What are the pros and cons of digital audio?

The digital representation of sound is valuable, first of all, for the possibility of endless storage and reproduction without loss of quality, but the conversion from analog to digital form and vice versa inevitably leads to its partial loss.
The most unpleasant distortions introduced in the digitizing stage are the granular noise that occurs when the signal is quantized by level due to rounding of the amplitude to the nearest discrete value. Unlike simple broadband noise introduced by quantization errors, granular noise is the harmonic distortion of the signal, most noticeable in the upper part of the spectrum.
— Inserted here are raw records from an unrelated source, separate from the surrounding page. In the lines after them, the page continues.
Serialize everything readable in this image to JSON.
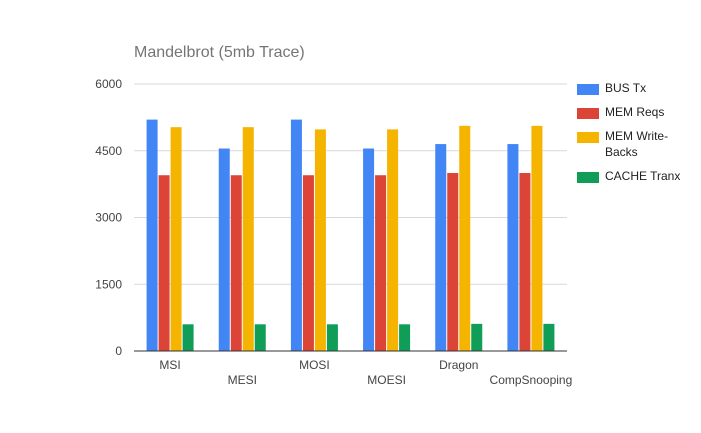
{
  "chart_data": {
    "type": "bar",
    "title": "Mandelbrot (5mb Trace)",
    "xlabel": "",
    "ylabel": "",
    "categories": [
      "MSI",
      "MESI",
      "MOSI",
      "MOESI",
      "Dragon",
      "CompSnooping"
    ],
    "series": [
      {
        "name": "BUS Tx",
        "color": "#4285F4",
        "values": [
          5200,
          4550,
          5200,
          4550,
          4650,
          4650
        ]
      },
      {
        "name": "MEM Reqs",
        "color": "#DB4437",
        "values": [
          3950,
          3950,
          3950,
          3950,
          4000,
          4000
        ]
      },
      {
        "name": "MEM Write-Backs",
        "color": "#F4B400",
        "values": [
          5030,
          5030,
          4980,
          4980,
          5060,
          5060
        ]
      },
      {
        "name": "CACHE Tranx",
        "color": "#0F9D58",
        "values": [
          600,
          600,
          600,
          600,
          610,
          610
        ]
      }
    ],
    "yticks": [
      0,
      1500,
      3000,
      4500,
      6000
    ],
    "ylim": [
      0,
      6000
    ],
    "grid": true,
    "legend_position": "right"
  }
}
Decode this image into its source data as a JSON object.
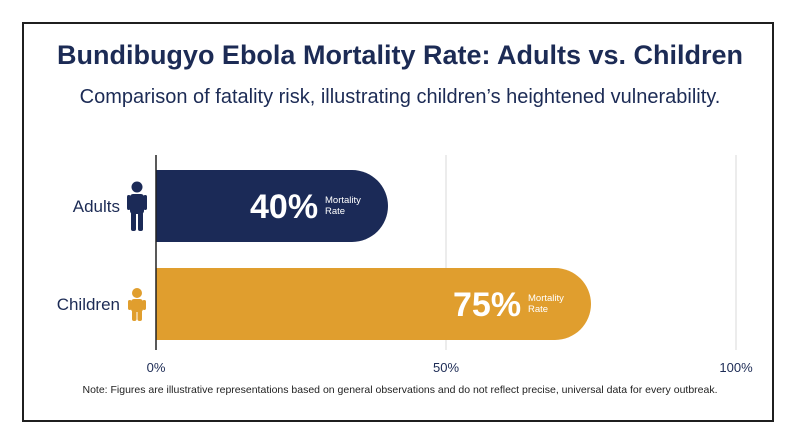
{
  "chart_data": {
    "type": "bar",
    "orientation": "horizontal",
    "title": "Bundibugyo Ebola Mortality Rate: Adults vs. Children",
    "subtitle": "Comparison of fatality risk, illustrating children’s heightened vulnerability.",
    "categories": [
      "Adults",
      "Children"
    ],
    "values": [
      40,
      75
    ],
    "value_labels": [
      "40%",
      "75%"
    ],
    "bar_annotation": [
      "Mortality",
      "Rate"
    ],
    "xlim": [
      0,
      100
    ],
    "x_ticks": [
      0,
      50,
      100
    ],
    "x_tick_labels": [
      "0%",
      "50%",
      "100%"
    ],
    "grid": true,
    "colors": [
      "#1b2a57",
      "#e09e2e"
    ],
    "icons": [
      "adult-person-icon",
      "child-person-icon"
    ],
    "note": "Note: Figures are illustrative representations based on general observations and do not reflect precise, universal data for every outbreak."
  }
}
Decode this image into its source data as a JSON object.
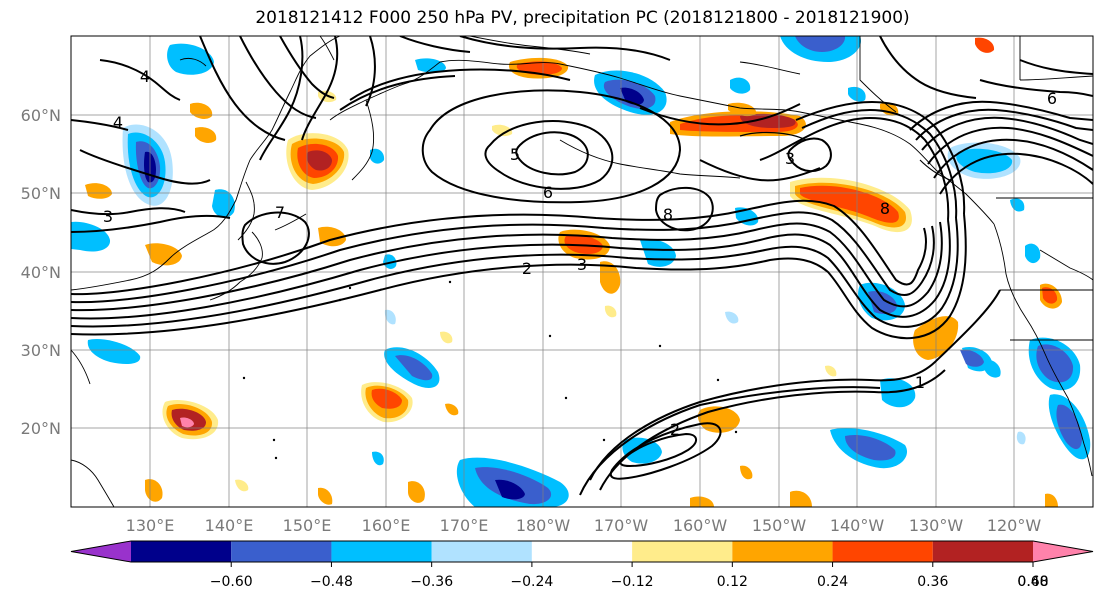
{
  "title": "2018121412 F000 250 hPa PV, precipitation PC (2018121800 - 2018121900)",
  "lat_labels": [
    "60°N",
    "50°N",
    "40°N",
    "30°N",
    "20°N"
  ],
  "lon_labels": [
    "130°E",
    "140°E",
    "150°E",
    "160°E",
    "170°E",
    "180°W",
    "170°W",
    "160°W",
    "150°W",
    "140°W",
    "130°W",
    "120°W"
  ],
  "colorbar": {
    "colors": [
      "#9932cc",
      "#00008b",
      "#3a5fcd",
      "#00bfff",
      "#b0e2ff",
      "#ffffff",
      "#ffec8b",
      "#ffa500",
      "#ff4500",
      "#b22222",
      "#ff82ab"
    ],
    "tick_labels": [
      "−0.60",
      "−0.48",
      "−0.36",
      "−0.24",
      "−0.12",
      "0.12",
      "0.24",
      "0.36",
      "0.48",
      "0.60"
    ]
  },
  "contour_labels": [
    "4",
    "3",
    "5",
    "6",
    "2",
    "3",
    "7",
    "8",
    "1",
    "6",
    "3",
    "4",
    "2",
    "8"
  ]
}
The power of the granular noise is inversely proportional to the number of quantization steps; However, due to the logarithmic characteristic of hearing with linear quantization (constant step value), quiet sounds have fewer quantization steps than loud sounds, and as a result, the main density of non-linear distortions falls in the region of sounds. silent. This leads to a limitation of the dynamic range, which ideally (without taking into account harmonic distortion) would be equal to the signal-to-noise ratio, but the need to limit this distortion reduces the dynamic range for 16-bit encoding to 50-60 dB. The situation could have been saved by logarithmic quantification, but its implementation in real time is very difficult and expensive.
The distortion introduced by granular noise can be reduced by adding normal white noise (random or pseudo-random signal) to the signal, with an amplitude of half the least significant bit; such an operation is called dithering. This leads to a slight increase in the noise level, but weakens the correlation of quantization errors with the components of the high-frequency signal and improves subjective perception. Anti-aliasing is also applied before rounding the samples by decreasing their bit depth. Essentially, dithering and noise shaping are special cases of the same technology, with the difference that, in the first case, white noise with a flat spectrum is used and, in the second, noise with a spectrum with a “shape “special.
When restoring audio from digital to analog, there is the problem of smoothing the stepped waveform and suppressing the harmonics introduced by the sample rate. Due to the imperfection of the frequency response of the filters, insufficient suppression of this interference or excessive attenuation of useful high-frequency components may occur. Poorly suppressed sample rate harmonics distort the shape of the analog signal (especially in the high frequency region), resulting in a “rough” and “dirty” sound.
What methods are used to effectively compress digital audio?
Currently, the most famous are Audio MPEG, PASC and ATRAC. They all use the so-called “perception coding” (perceptual coding), in which information barely perceptible to the ear is removed from the sound signal. As a result, despite the change in the shape and spectrum of the signal, your hearing perception is practically unchanged and the compression ratio justifies a slight decrease in quality. Such encoding refers to lossy compression methods, when it is no longer possible to accurately restore the original waveform from the compressed signal.
Techniques to remove some of the information are based on a characteristic of human hearing, called masking: if there are pronounced peaks (dominant harmonics) in the sound spectrum, the weakest frequency components in the immediate vicinity of them are practically not perceived (masked) by ear. During encoding, the entire audio stream is divided into small frames, each of which is converted into a spectral representation and divided into several frequency bands. Within bands, masked sounds are detected and removed, after which each frame undergoes adaptive coding directly in spectral form. All these operations make it possible to significantly reduce (several times) the amount of data while maintaining the quality acceptable to most listeners.
Each of the described encoding methods is characterized by the bit rate at which the compressed information must enter the decoder when the audio signal is recovered. The decoder converts a series of compressed instantaneous signal spectra into a conventional digital waveform.
Audio MPEG is a group of audio compression techniques standardized by MPEG (Moving Pictures Experts Group).